Senate Republicans on Tuesday reached an agreement on a budget resolution that they could vote on as soon as next week. Details were not immediately released, but it is expected to allow Republicans to cut taxes by $1.5 trillion over 10 years, people familiar with it said. Senate Majority Leader Mitch McConnell (R-Ky.) had previously said the tax cut plan probably would not add to the government's debt, but the new agreement would allow for such a debt increase because of all of the lost revenue from lower tax rates.
This marks a dramatic shift from past years, when Republicans blasted the Obama administration for not doing more to cut the deficit. Many Republicans say that large tax cuts will spur economic growth and that these benefits are more important than adding to the government's $20 trillion debt.
Sen. Bob Corker (R-Tenn.), a Budget Committee member and fiscal hawk, said the deal could pave the way for committee action as soon as next week. He also signaled the budget resolution could make it look like the tax plan would end up adding to the deficit, but he said in his view the money would end up being recouped quickly because of the economic growth the tax plan would create.
“At the end of the day, when it's all said and done, no deficit increase,” Corker said. He added later, “I'm going to want to believe in my heart that we're going to be lessening deficits, not increasing deficits.”
Corker said he was willing to agree to a budget resolution that contemplated a significant deficit increase to give the tax-writing Finance Committee the “headroom” to craft a bill without having to worry about procedural roadblocks. But Corker insisted his vote on the resulting bill would be conditioned on whether it ultimately kept deficits in check.
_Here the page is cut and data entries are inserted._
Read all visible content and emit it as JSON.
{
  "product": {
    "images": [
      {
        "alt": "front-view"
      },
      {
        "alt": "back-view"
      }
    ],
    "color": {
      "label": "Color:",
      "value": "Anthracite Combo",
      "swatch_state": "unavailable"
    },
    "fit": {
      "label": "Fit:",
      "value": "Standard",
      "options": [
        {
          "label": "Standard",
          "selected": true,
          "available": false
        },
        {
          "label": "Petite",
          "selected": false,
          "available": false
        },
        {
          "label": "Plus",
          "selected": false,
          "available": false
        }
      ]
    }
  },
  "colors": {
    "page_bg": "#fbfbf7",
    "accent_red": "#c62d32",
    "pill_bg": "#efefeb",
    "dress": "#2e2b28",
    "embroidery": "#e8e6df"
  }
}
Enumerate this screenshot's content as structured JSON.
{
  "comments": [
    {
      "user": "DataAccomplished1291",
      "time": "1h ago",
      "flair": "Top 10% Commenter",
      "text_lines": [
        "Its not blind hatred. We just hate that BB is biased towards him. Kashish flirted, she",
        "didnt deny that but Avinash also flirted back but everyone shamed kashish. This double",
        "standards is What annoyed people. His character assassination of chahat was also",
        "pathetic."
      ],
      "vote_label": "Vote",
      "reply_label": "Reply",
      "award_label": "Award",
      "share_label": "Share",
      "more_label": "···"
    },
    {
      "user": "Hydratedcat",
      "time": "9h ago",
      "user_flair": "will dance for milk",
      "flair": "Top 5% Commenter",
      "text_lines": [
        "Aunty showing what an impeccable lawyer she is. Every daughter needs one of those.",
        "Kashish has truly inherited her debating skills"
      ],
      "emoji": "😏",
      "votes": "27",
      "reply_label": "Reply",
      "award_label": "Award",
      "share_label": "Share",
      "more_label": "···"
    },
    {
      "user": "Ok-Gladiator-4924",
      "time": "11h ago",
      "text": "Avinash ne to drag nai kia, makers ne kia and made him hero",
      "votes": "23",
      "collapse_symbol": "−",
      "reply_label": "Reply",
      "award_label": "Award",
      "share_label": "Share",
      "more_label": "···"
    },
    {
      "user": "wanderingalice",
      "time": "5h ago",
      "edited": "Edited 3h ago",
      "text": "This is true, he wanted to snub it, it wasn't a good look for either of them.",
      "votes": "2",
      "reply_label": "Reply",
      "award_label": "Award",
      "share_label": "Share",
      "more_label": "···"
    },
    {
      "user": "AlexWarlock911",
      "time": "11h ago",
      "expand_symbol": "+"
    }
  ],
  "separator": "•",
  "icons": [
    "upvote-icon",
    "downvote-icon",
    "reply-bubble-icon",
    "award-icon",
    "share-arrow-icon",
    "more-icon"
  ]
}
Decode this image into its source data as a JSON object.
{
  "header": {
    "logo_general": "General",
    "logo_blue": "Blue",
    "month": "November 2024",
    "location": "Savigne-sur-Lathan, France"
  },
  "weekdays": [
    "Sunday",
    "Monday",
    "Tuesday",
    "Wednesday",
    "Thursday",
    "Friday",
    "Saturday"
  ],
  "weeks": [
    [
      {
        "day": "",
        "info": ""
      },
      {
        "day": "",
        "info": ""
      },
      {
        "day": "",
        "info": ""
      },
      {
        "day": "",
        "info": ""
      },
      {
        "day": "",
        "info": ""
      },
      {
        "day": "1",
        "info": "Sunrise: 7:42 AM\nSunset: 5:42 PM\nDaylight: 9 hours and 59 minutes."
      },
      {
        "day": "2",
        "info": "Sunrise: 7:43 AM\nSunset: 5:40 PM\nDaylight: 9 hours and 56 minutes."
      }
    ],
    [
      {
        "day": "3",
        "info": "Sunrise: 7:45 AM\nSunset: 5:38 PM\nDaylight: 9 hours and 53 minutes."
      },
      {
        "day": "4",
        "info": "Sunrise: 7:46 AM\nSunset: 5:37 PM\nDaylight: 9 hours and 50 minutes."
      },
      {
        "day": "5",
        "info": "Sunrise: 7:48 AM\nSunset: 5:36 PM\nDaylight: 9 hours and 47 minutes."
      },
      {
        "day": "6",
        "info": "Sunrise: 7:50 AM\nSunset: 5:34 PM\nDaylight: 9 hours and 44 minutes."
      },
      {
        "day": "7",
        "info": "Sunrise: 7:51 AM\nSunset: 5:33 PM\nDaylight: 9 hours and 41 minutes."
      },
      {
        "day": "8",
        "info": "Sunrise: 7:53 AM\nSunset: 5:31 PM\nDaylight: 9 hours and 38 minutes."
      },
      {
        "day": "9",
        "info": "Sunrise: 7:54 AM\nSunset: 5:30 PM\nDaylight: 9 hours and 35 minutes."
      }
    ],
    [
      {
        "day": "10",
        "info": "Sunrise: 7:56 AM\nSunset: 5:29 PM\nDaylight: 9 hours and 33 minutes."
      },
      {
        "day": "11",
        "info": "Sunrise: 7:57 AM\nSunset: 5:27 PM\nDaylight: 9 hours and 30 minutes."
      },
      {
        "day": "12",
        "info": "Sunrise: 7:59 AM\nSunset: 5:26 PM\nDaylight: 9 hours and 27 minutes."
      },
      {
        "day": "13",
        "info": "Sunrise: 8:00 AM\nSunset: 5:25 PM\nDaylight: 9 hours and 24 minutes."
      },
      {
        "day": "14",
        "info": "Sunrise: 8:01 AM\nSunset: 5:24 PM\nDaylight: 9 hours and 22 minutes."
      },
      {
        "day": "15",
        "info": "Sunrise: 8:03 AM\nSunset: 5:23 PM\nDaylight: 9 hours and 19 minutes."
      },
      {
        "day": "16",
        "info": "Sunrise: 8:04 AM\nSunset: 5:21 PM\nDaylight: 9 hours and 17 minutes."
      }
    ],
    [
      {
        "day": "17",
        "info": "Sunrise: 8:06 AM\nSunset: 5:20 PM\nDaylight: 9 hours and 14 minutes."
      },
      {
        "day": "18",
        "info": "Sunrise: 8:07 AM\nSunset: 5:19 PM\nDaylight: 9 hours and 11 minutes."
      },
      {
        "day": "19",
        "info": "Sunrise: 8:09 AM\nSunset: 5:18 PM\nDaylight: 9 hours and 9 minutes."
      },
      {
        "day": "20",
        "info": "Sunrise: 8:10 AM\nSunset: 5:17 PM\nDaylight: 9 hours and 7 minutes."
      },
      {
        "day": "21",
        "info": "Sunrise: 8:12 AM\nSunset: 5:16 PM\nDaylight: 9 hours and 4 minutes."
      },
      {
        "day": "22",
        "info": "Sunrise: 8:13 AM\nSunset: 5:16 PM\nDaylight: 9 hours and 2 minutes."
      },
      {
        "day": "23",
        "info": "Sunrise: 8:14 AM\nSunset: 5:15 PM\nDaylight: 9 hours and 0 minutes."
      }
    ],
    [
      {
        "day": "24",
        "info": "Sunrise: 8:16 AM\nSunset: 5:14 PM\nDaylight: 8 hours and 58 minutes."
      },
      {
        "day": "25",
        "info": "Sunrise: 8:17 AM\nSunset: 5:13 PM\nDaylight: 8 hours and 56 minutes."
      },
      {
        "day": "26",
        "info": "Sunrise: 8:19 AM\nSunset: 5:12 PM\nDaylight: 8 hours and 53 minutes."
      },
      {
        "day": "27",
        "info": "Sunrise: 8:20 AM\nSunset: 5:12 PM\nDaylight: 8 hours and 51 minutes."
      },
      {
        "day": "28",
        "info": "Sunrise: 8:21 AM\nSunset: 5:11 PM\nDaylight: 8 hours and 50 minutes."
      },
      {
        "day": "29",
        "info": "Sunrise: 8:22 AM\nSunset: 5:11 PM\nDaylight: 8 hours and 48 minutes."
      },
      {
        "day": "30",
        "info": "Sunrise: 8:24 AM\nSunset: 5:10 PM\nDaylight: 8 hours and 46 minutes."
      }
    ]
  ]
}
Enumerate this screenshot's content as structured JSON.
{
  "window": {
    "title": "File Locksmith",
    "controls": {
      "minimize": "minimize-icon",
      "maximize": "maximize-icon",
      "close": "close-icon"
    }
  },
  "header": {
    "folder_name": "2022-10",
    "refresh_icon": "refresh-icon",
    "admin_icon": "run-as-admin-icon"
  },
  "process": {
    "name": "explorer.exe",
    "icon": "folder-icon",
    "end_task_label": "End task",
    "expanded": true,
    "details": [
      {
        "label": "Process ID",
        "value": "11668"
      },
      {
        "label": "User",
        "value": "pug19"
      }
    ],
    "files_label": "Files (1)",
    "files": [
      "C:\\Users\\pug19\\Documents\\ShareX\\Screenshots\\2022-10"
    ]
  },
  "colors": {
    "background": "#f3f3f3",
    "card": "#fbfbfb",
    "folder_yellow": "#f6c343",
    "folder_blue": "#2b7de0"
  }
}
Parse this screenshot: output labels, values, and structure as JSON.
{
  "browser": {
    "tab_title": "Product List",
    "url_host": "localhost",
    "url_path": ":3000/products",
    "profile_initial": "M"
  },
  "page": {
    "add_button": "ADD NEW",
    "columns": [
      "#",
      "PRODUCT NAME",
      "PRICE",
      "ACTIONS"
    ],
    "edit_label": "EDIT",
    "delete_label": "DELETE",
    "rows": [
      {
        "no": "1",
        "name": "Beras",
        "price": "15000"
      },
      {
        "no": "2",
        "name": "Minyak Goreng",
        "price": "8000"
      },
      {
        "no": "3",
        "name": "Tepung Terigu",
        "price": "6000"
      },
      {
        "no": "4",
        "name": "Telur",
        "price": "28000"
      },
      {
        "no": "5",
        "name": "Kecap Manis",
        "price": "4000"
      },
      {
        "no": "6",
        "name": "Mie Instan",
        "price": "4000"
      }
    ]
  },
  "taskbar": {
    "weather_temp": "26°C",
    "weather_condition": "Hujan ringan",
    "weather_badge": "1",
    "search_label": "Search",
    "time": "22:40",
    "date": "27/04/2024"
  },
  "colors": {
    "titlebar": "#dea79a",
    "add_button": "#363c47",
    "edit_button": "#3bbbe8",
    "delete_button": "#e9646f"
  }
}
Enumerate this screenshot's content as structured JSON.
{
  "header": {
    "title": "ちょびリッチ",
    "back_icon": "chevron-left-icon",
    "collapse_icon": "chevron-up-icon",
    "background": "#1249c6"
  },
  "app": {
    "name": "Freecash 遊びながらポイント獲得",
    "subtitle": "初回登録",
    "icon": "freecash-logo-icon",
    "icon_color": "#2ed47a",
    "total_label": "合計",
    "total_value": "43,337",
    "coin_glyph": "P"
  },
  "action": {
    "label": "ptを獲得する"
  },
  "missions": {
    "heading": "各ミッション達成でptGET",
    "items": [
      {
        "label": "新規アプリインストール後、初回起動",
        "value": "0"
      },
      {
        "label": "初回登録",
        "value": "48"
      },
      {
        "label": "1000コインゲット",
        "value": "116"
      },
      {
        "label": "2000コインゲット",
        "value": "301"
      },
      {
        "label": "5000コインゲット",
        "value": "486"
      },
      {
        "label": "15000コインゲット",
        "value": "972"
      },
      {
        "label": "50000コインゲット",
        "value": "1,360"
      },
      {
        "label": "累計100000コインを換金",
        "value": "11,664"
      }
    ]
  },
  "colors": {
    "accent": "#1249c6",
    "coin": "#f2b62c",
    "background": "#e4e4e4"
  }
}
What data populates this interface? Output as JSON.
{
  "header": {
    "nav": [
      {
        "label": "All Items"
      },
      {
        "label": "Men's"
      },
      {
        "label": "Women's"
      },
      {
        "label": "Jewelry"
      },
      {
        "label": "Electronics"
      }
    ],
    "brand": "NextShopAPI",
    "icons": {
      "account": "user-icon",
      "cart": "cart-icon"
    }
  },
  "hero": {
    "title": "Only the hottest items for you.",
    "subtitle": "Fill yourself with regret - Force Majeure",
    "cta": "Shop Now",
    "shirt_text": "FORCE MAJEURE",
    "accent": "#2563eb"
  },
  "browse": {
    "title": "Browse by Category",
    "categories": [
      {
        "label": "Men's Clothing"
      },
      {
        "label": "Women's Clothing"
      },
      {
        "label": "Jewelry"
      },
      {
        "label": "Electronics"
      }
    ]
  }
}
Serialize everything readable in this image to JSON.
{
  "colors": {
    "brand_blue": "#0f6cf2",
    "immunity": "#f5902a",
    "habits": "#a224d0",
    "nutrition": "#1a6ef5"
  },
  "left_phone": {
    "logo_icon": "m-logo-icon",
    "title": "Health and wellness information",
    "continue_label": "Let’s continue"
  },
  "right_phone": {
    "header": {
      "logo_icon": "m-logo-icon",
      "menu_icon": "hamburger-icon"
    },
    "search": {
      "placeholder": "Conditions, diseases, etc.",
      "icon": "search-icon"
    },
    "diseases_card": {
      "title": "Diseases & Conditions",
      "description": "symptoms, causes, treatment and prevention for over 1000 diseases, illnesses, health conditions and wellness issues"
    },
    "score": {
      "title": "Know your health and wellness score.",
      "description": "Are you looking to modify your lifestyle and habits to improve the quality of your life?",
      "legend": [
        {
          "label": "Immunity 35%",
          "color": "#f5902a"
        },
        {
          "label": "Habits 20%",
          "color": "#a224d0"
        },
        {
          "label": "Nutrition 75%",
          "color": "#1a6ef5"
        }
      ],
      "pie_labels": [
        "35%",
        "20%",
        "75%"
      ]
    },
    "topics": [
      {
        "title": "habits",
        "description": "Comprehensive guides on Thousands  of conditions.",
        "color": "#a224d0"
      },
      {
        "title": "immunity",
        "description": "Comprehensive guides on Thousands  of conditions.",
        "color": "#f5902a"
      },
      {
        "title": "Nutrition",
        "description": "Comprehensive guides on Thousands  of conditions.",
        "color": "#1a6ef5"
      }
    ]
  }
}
That analysis, he added, would not necessarily have to come from Congress's official scorekeepers on tax matters — the Joint Committee on Taxation, which can account for the macroeconomic effects of legislation in limited circumstances.
Sen. Patrick J. Toomey (R-Pa.) said Tuesday he was hopeful that Republicans would cut more than $1.5 trillion in taxes, a sentiment shared by Sen. Tim Scott (R-S.C.).
“I don't think that's been definitively established yet,” Toomey said. “I'd like to see a bigger number than that.”
“We're certainly happy to go higher,” Scott said.
If the House and Senate pass matching budget resolutions, then they can enact tax changes with a majority of votes and not the 60 votes typically needed to proceed. Republicans control 52 votes in the 100-seat Senate, and passing a budget resolution would give them more flexibility during tax negotiations.
In April, the White House put out a one-page blueprint of its tax plan that would have repealed the estate tax, eliminated the alternative-minimum tax and cut the top individual tax rate from 39.6 to 35 percent. These changes and others would serve as a huge windfall for the wealthiest Americans, budget experts found. The Tax Policy Center estimated that roughly half of all the tax changes would benefit the top 1 percent of all earners, with each person in that group receiving an average tax cut of $175,000.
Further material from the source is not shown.